Jorge negou as acusações e disse que foi surpreendido com a operação da polícia. “Todos os esclarecimentos estão e continuarão sendo prestados à exaustão para evidenciar que a denúncia apresentada não condiz com a verdade”, informou a assessoria do desembargador.
Filiação afetiva
No dia 11 de junho, o desembargador Jorge Borba divulgou que iria entrar com um pedido de filiação afetiva da vítima que ele é acusado de manter em condições análogas à escravidão. O pedido visa garantir o reconhecimento jurídico de uma relação familiar que tem o afeto como base.
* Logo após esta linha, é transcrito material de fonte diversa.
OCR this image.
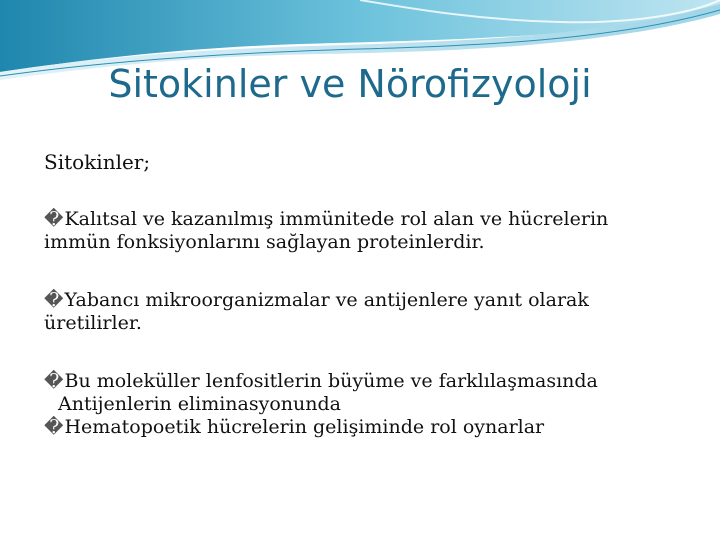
Sitokinler ve Nörofizyoloji
Sitokinler;
�Kalıtsal ve kazanılmış immünitede rol alan ve hücrelerin
immün fonksiyonlarını sağlayan proteinlerdir.
�Yabancı mikroorganizmalar ve antijenlere yanıt olarak
üretilirler.
�Bu moleküller lenfositlerin büyüme ve farklılaşmasında
Antijenlerin eliminasyonunda
�Hematopoetik hücrelerin gelişiminde rol oynarlar
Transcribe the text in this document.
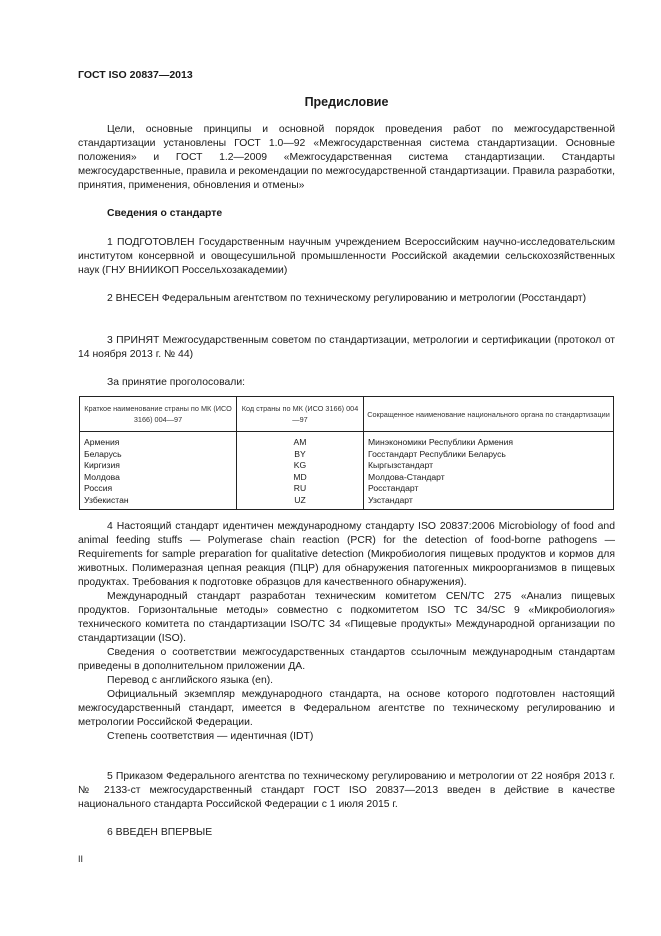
ГОСТ ISO 20837—2013
Предисловие

Цели, основные принципы и основной порядок проведения работ по межгосударственной стандартизации установлены ГОСТ 1.0—92 «Межгосударственная система стандартизации. Основные положения» и ГОСТ 1.2—2009 «Межгосударственная система стандартизации. Стандарты межгосударственные, правила и рекомендации по межгосударственной стандартизации. Правила разработки, принятия, применения, обновления и отмены»

Сведения о стандарте

1 ПОДГОТОВЛЕН Государственным научным учреждением Всероссийским научно-исследовательским институтом консервной и овощесушильной промышленности Российской академии сельскохозяйственных наук (ГНУ ВНИИКОП Россельхозакадемии)

2 ВНЕСЕН Федеральным агентством по техническому регулированию и метрологии (Росстандарт)

3 ПРИНЯТ Межгосударственным советом по стандартизации, метрологии и сертификации (протокол от 14 ноября 2013 г. № 44)

За принятие проголосовали:

Краткое наименование страны по МК (ИСО 3166) 004—97	Код страны по МК (ИСО 3166) 004—97	Сокращенное наименование национального органа по стандартизации
Армения	AM	Минэкономики Республики Армения
Беларусь	BY	Госстандарт Республики Беларусь
Киргизия	KG	Кыргызстандарт
Молдова	MD	Молдова-Стандарт
Россия	RU	Росстандарт
Узбекистан	UZ	Узстандарт

4 Настоящий стандарт идентичен международному стандарту ISO 20837:2006 Microbiology of food and animal feeding stuffs — Polymerase chain reaction (PCR) for the detection of food-borne pathogens — Requirements for sample preparation for qualitative detection (Микробиология пищевых продуктов и кормов для животных. Полимеразная цепная реакция (ПЦР) для обнаружения патогенных микроорганизмов в пищевых продуктах. Требования к подготовке образцов для качественного обнаружения).

Международный стандарт разработан техническим комитетом CEN/TC 275 «Анализ пищевых продуктов. Горизонтальные методы» совместно с подкомитетом ISO TC 34/SC 9 «Микробиология» технического комитета по стандартизации ISO/TC 34 «Пищевые продукты» Международной организации по стандартизации (ISO).

Сведения о соответствии межгосударственных стандартов ссылочным международным стандартам приведены в дополнительном приложении ДА.

Перевод с английского языка (en).

Официальный экземпляр международного стандарта, на основе которого подготовлен настоящий межгосударственный стандарт, имеется в Федеральном агентстве по техническому регулированию и метрологии Российской Федерации.

Степень соответствия — идентичная (IDT)

5 Приказом Федерального агентства по техническому регулированию и метрологии от 22 ноября 2013 г. № 2133-ст межгосударственный стандарт ГОСТ ISO 20837—2013 введен в действие в качестве национального стандарта Российской Федерации с 1 июля 2015 г.

6 ВВЕДЕН ВПЕРВЫЕ

II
Se o pedido for aceito, a mulher será formalmente integrada à família e passará a ter direito a herança.
Comunicado divulgado pelo desembargador afirmou que o objetivo é “regularizar a situação familiar”. “Garantindo-lhe, inclusive, todos os direitos hereditários”, informou.
A nota foi assinada por Jorge, sua esposa e seus quatro filhos. “Definitivamente jamais praticaram ou tolerariam que fosse praticada tal conduta deletéria, ainda mais contra quem sempre trataram como membro da família”, disseram.
"Escravinha"
De acordo com as declarações obtidas pelo Fantástico, da Globo, uma ex-funcionária que trabalhou na casa do desembargador contou que a vítima era “escravinha” na casa. A vítima comia com os funcionários, mas só depois da refeição dos patrões, e também dormia em um quartinho nos fundos da casa. Segundo a ex-funcionária, os cachorros da família recebiam um tratamento melhor do que a vítima.
Outra funcionária ouvida pelo programa também disse que a vítima é “mucama”, termo usado para se referir a pessoas escravizadas que faziam serviços domésticos.
Retorno à casa
No começo deste mês, o caso do desembargador tomou outro rumo. O ministro do Supremo Tribunal Federal André Mendonça autorizou que o desembargador encontrasse a vítima e que ela voltasse para a casa do desembargador, caso quisesse. Mendonça rejeitou o recurso da Defensoria Pública que queria impedir esse reencontro na intenção de proteger a vítima.
O processo seguiu para o STF depois que o ministro Campbell Marques, do Superior Tribunal de Justiça (STJ), deu parecer favorável ao pedido do desembargador para poder retomar o contato com a empregada. Segundo Campbell Marques, ele não viu indícios suficientes de crime porque a empregada “viveu como se fosse membro da família” na casa do desembargador.
A mulher de 50 anos retornou à casa no dia 6. O defensor público federal William Charley Costa de Oliveira, que apresentou um habeas corpus ao Supremo Tribunal Federal para impedir o reencontro, disse que irá recorrer ao STF para que o caso seja avaliado pela segunda turma da Corte.
Rendimentos
O desembargador Jorge Luiz de Borba é presidente da Primeira Câmara de Direito Público do Tribunal de Justiça de Santa Catarina (TJSC). Ele também foi professor universitário e, este ano, teve rendimentos brutos que chegaram a R$ 477 mil. Em abril, ele recebeu cerca de R$ 100 mil e, em maio, R$ 92 mil.
Desde que o caso foi revelado, Jorge Borba recebeu R$ 178.941,20 em rendimentos brutos. O valor é resultado da soma dos seus holerites de junho e julho. O desembargador tem o salário-base de R$ 37,5 mil.